4. Overwegingen omtrent het geschil
4.1 Voor zover nog in geschil is of de onroerende zaak terecht als een aparte onroerende zaak is aangemerkt, is het Hof (evenals de Rechtbank) van oordeel dat dit gelet op het onder 2.1 vermelde en artikel 16, aanhef en onderdeel c, van de Wet WOZ, wel het geval is.
4.2. Zoals volgt uit het bepaalde in artikel 17, eerste en tweede lid, en artikel 18, eerste en tweede lid, van de Wet WOZ wordt de waarde bepaald op de waarde die per waardepeildatum 1 januari 2007 aan de onroerende zaak dient te worden toegekend, indien de volle en onbezwaarde eigendom daarvan zou kunnen worden overgedragen en de verkrijger de zaak in de staat waarin die zich bevindt, onmiddellijk en in volle omvang in gebruik zou kunnen nemen (hierna: de waarde in het economische verkeer).
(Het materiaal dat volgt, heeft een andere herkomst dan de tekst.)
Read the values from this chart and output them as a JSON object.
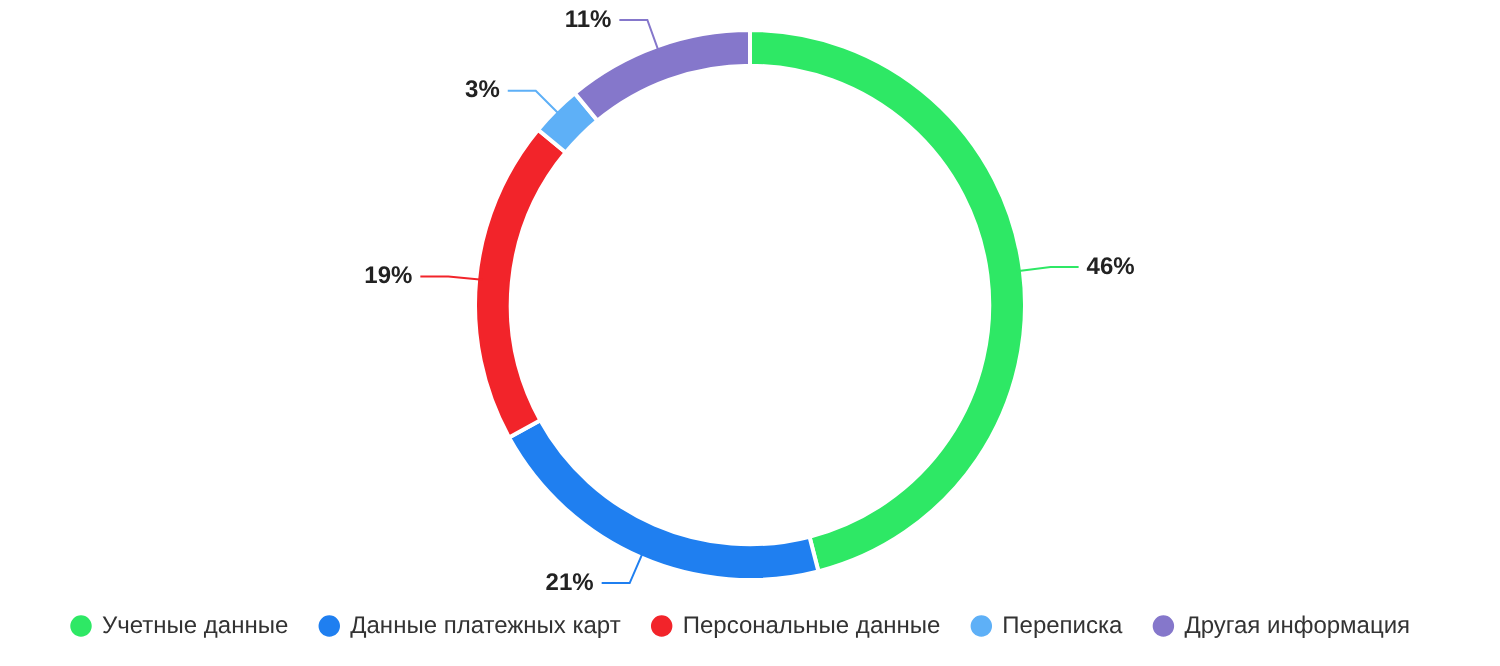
{
  "chart_data": {
    "type": "donut",
    "categories": [
      "Учетные данные",
      "Данные платежных карт",
      "Персональные данные",
      "Переписка",
      "Другая информация"
    ],
    "values": [
      46,
      21,
      19,
      3,
      11
    ],
    "colors": [
      "#2ee865",
      "#1f7ff0",
      "#f2242a",
      "#5eb0f7",
      "#8577cb"
    ],
    "value_labels": [
      "46%",
      "21%",
      "19%",
      "3%",
      "11%"
    ],
    "legend": "bottom left"
  }
}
De met inachtneming van dit waarderingsvoorschrift bepaalde waarde leidt tot het bedrag dat gelijk is aan de prijs welke door de meestbiedende koper besteed zou worden bij aanbieding ten verkoop op de voor de zaak meest geschikte wijze na de beste voorbereiding.
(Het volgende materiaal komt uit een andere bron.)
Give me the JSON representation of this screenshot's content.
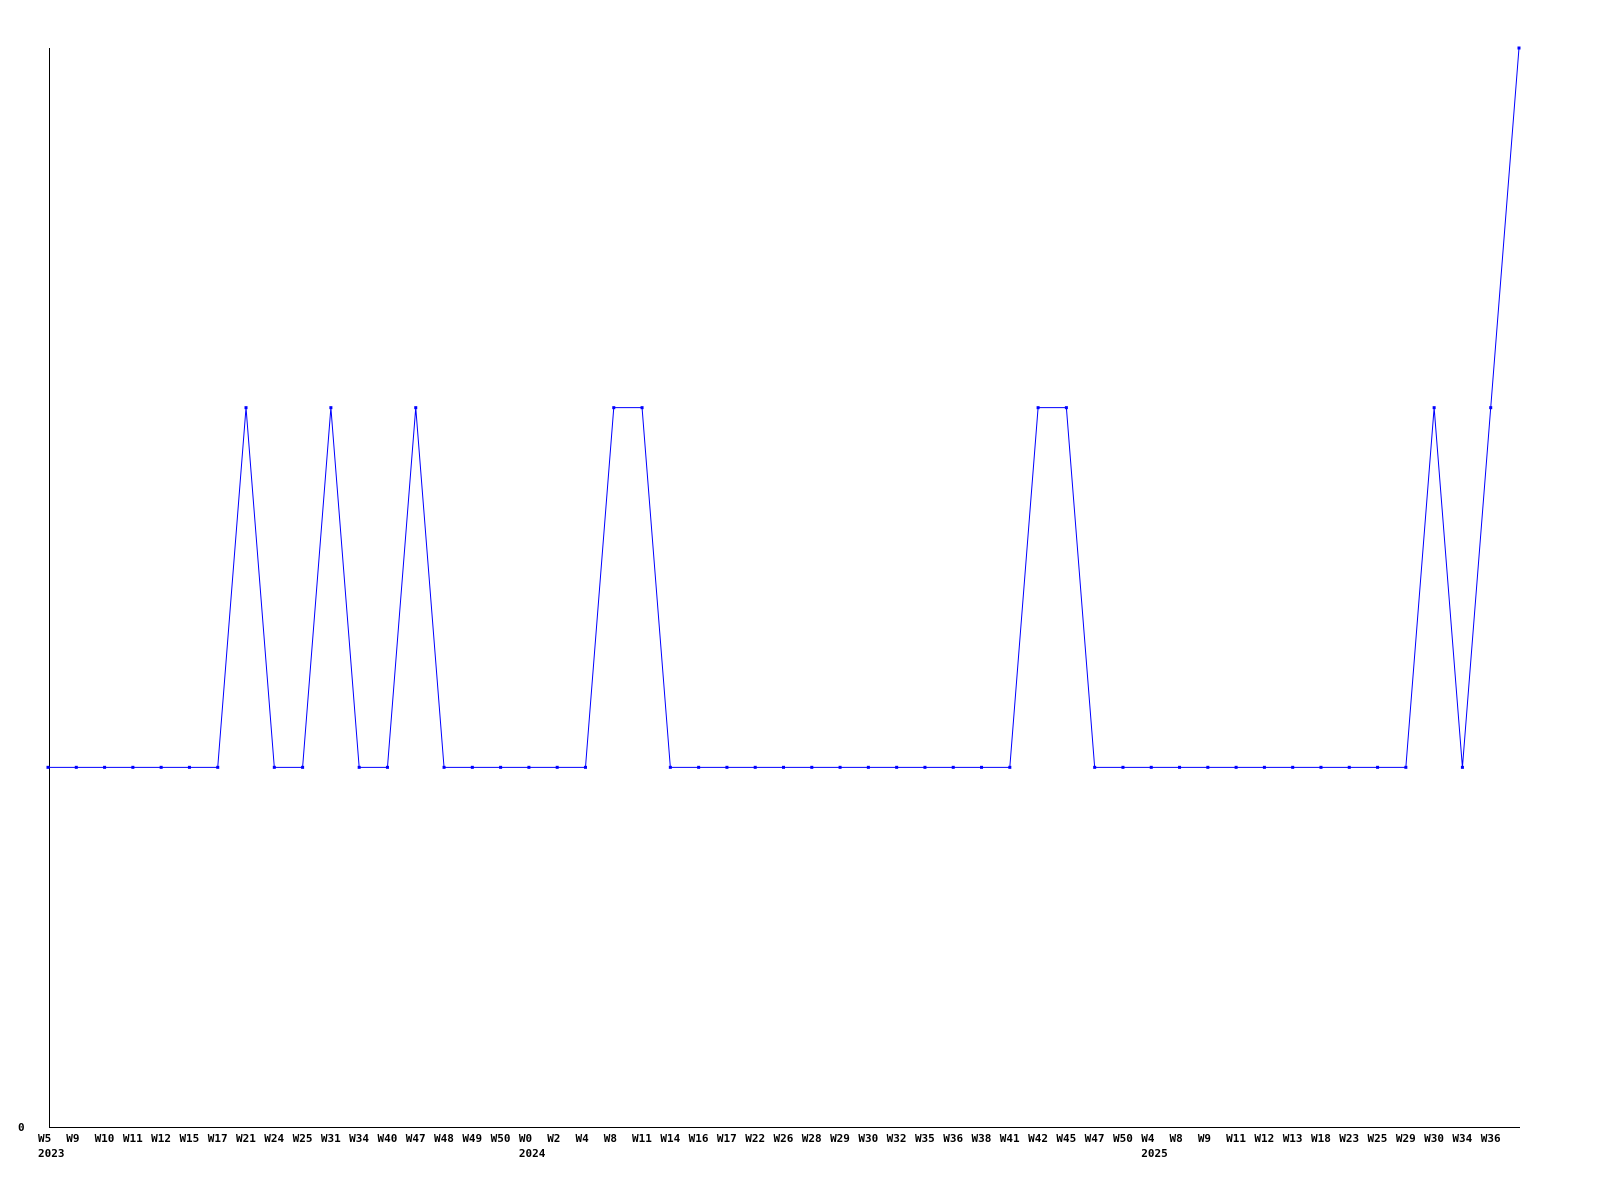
{
  "chart_data": {
    "type": "line",
    "title": "",
    "xlabel": "",
    "ylabel": "",
    "ylim": [
      0,
      3
    ],
    "y_tick_labels": [
      "0"
    ],
    "grid": false,
    "line_color": "#0000ff",
    "categories": [
      "W5",
      "W9",
      "W10",
      "W11",
      "W12",
      "W15",
      "W17",
      "W21",
      "W24",
      "W25",
      "W31",
      "W34",
      "W40",
      "W47",
      "W48",
      "W49",
      "W50",
      "W0",
      "W2",
      "W4",
      "W8",
      "W11",
      "W14",
      "W16",
      "W17",
      "W22",
      "W26",
      "W28",
      "W29",
      "W30",
      "W32",
      "W35",
      "W36",
      "W38",
      "W41",
      "W42",
      "W45",
      "W47",
      "W50",
      "W4",
      "W8",
      "W9",
      "W11",
      "W12",
      "W13",
      "W18",
      "W23",
      "W25",
      "W29",
      "W30",
      "W34",
      "W36",
      ""
    ],
    "year_labels": [
      {
        "index": 0,
        "label": "2023"
      },
      {
        "index": 17,
        "label": "2024"
      },
      {
        "index": 39,
        "label": "2025"
      }
    ],
    "series": [
      {
        "values": [
          1,
          1,
          1,
          1,
          1,
          1,
          1,
          2,
          1,
          1,
          2,
          1,
          1,
          2,
          1,
          1,
          1,
          1,
          1,
          1,
          2,
          2,
          1,
          1,
          1,
          1,
          1,
          1,
          1,
          1,
          1,
          1,
          1,
          1,
          1,
          2,
          2,
          1,
          1,
          1,
          1,
          1,
          1,
          1,
          1,
          1,
          1,
          1,
          1,
          2,
          1,
          2,
          3
        ]
      }
    ]
  }
}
4.3. Ingevolge artikel 4, eerste lid, onderdeel a, van de Uitvoeringsregeling instructie waardebepaling Wet waardering onroerende zaken, kan de in artikel 17, tweede lid, van de Wet WOZ bedoelde waarde voor woningen onder meer worden bepaald door middel van een methode van systematische vergelijking met woningen waarvan marktgegevens beschikbaar zijn.
4.4. Bij betwisting van de vastgestelde waarde rust op de heffingsambtenaar de last aannemelijk te maken dat de waarde naar het waardepeil van 1 januari 2007 niet hoger is vastgesteld dan de waarde in het economische verkeer per laatstgenoemde datum.
4.5. De heffingsambtenaar heeft ter onderbouwing van de waarde het onder 2.1 genoemde taxatierapport overgelegd. De WOZ-waarde van de onroerende zaak wordt in dit rapport naar de waardepeildatum 1 januari 2007 bepaald op € 111.000. In genoemd taxatierapport worden een aantal vergelijkingsobjecten vermeld. Deze zijn gelegen aan de b-straat en de d-straat.
4.6. Het Hof is van oordeel dat de heffingsambtenaar met het taxatierapport en de daarin genoemde vergelijkingsobjecten onvoldoende aannemelijk heeft gemaakt dat de waarde niet te hoog is vastgesteld. De genoemde vergelijkingsobjecten zijn niet apart verkocht, maar als niet in een appartementsrecht gesplitst onderdeel van een onroerende zaak (winkelpand). Daardoor is niet vast te stellen welk deel van de koopsom de bovenwoningen betreft. Van “de B-woningen” zijn voorts te weinig gegevens door de heffingsambtenaar verstrekt om te kunnen beoordelen in hoeverre deze als vergelijkingobjecten kunnen dienen. Het noemen van een inhoud en een verkoopprijs is daartoe onvoldoende. De heffingsambtenaar is derhalve niet geslaagd in zijn last de waarde van € 111.000 aannemelijk te maken.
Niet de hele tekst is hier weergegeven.